Valéria de Velasco: Sobre flores e vidas

Pra não dizer que não falei de flores, e me desculpe, Geraldo Vandré, por pegar emprestado o título de seu histórico e revolucionário canto à luta pela igualdade, vou contar uma cena que me encantou há poucos dias. Ao fazer o balão numa das entrequadras 100/300 da Asa Norte, deparei com uma mulher posando, toda sorridente e feliz, no meio do canteiro reluzente de flores amarelas do campo, enquanto o companheiro, a uma pista de distância, tentava driblar os carros que passavam para eternizar o momento na máquina digital. Como é bom morar em Brasília, pensei, sem poder parar no balão florido por conta dos carros que vinham atrás e me lembrando de outra cena que na véspera também havia me chamado a atenção.

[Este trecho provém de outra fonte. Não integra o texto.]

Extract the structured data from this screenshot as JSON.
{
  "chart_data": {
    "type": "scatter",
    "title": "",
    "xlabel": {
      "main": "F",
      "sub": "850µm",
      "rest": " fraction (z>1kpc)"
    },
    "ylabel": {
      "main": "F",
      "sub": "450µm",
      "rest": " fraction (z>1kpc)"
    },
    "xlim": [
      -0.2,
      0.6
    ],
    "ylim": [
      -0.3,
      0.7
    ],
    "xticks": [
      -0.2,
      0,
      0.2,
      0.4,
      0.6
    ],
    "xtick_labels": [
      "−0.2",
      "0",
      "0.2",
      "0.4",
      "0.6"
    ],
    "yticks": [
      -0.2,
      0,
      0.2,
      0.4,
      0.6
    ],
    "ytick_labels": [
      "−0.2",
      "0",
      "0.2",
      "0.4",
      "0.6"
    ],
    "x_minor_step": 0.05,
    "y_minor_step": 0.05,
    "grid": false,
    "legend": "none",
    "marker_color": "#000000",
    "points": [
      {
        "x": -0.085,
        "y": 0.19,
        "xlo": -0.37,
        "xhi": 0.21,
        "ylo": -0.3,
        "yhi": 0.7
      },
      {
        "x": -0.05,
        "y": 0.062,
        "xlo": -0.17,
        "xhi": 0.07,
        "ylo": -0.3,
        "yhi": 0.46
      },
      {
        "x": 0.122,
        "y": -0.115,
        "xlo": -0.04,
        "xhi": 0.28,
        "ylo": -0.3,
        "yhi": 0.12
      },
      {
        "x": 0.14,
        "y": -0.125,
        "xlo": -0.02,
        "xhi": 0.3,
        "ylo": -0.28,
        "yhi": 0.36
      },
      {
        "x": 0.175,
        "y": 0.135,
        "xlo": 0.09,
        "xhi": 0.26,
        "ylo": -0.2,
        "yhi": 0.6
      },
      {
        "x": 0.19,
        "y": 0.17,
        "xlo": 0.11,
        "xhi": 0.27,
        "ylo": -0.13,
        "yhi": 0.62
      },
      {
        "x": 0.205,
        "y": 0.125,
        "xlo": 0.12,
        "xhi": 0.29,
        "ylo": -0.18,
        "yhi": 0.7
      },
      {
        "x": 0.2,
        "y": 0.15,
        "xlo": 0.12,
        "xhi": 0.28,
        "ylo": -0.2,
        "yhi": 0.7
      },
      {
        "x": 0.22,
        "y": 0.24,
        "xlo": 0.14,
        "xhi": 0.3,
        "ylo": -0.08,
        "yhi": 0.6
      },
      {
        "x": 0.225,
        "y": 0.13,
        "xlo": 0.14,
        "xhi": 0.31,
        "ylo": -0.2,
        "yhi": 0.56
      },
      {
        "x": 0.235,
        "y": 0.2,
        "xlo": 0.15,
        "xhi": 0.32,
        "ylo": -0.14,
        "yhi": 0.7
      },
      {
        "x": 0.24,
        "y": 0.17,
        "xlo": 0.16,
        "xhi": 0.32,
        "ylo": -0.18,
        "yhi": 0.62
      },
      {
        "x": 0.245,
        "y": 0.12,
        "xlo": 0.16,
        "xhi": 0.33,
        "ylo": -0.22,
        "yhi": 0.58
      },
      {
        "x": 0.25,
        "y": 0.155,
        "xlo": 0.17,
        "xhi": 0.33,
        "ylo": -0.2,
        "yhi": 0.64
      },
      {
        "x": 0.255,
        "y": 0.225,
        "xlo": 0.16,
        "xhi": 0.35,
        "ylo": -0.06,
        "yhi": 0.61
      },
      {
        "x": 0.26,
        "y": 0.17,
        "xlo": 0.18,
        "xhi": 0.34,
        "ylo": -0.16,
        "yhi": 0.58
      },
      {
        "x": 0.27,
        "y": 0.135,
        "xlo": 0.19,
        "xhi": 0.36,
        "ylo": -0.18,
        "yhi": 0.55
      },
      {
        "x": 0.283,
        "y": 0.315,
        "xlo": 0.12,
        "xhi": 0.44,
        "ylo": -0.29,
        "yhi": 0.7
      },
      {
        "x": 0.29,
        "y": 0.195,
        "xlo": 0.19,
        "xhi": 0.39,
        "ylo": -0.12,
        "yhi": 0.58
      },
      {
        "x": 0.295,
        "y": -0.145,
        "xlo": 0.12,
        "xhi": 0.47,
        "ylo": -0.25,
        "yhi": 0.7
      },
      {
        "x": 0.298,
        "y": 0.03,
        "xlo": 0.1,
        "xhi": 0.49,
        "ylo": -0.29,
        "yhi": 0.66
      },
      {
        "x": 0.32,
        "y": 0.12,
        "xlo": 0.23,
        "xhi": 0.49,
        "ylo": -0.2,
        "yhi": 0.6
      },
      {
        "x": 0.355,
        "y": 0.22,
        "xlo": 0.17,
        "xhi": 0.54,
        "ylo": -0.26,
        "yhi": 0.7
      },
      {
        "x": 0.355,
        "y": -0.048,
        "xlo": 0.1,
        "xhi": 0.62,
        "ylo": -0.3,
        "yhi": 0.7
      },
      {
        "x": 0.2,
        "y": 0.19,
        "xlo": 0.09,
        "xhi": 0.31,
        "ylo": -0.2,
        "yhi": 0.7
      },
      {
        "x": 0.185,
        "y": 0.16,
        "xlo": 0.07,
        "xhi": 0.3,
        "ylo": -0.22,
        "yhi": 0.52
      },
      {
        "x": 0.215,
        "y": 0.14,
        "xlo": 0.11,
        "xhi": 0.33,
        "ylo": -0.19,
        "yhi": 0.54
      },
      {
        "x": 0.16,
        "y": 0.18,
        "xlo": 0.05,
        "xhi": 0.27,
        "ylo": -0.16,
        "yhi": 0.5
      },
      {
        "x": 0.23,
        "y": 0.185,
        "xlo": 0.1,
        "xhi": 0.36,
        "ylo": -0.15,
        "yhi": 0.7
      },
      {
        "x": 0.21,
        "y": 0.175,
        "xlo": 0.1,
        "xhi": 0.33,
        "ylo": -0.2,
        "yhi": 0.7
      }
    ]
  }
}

Assim que saí de um banco na W3 Norte, no final da manhã, parei para ver a alegria de duas mulheres se esforçando para pegar as melhores frutas numa bela goiabeira que enfeitava a calçada. Pareciam duas crianças brincando, tamanha a felicidade por alcançar aquelas goiabas milagrosamente maduras e disponíveis, se oferecendo aos passantes numa espécie de homenagem a Lucio Costa, o urbanista que arquitetou a capital da República em quatro escalas — a monumental, a gregária, a residencial e a bucólica, essa última para conferir à cidade o traçado de gramados, parques e jardins que representam tanta qualidade de vida para os moradores. Obrigada, Lucio Costa, reconheci, por ter criado a possibilidade do encanto. Obrigada, Francisco Ozanam, o homem dos parques e jardins, por não deixar morrer essas possibilidades e cuidar com tanto zelo das flores e frutas da nossa capital.

Dizem que jornalista só gosta de dar notícia ruim, mas, como veem, não é bem assim. Como seria bom se pudéssemos dar todos os dias belas reportagens mostrando que as cidades que cercam o Plano Piloto também estão florindo e os moradores parando no meio dos canteiros para se deixar fotografar em meio às cores que brotam em cada estação! Mas, se faltam flores, sobram problemas, como enchentes que engolem crianças, jovens armados com revólveres .38, .32 ou pistolas de uso exclusivo das Forças Armadas, matando ou morrendo, hospitais entupidos de gente que poderia estar sendo bem-atendida em postos, e por aí vai. E como não mostrar, se o jornal existe para refletir a consciência crítica da sociedade e isso não se faz sem dissecar os dramas da população para que o poder público se toque e foque nela a sua missão? Como disse Vandré, “somos todos iguais/ braços dados ou não/ nas escolas, nas ruas/ campos, construções…” Mas ainda é preciso fazer da flor o mais forte refrão.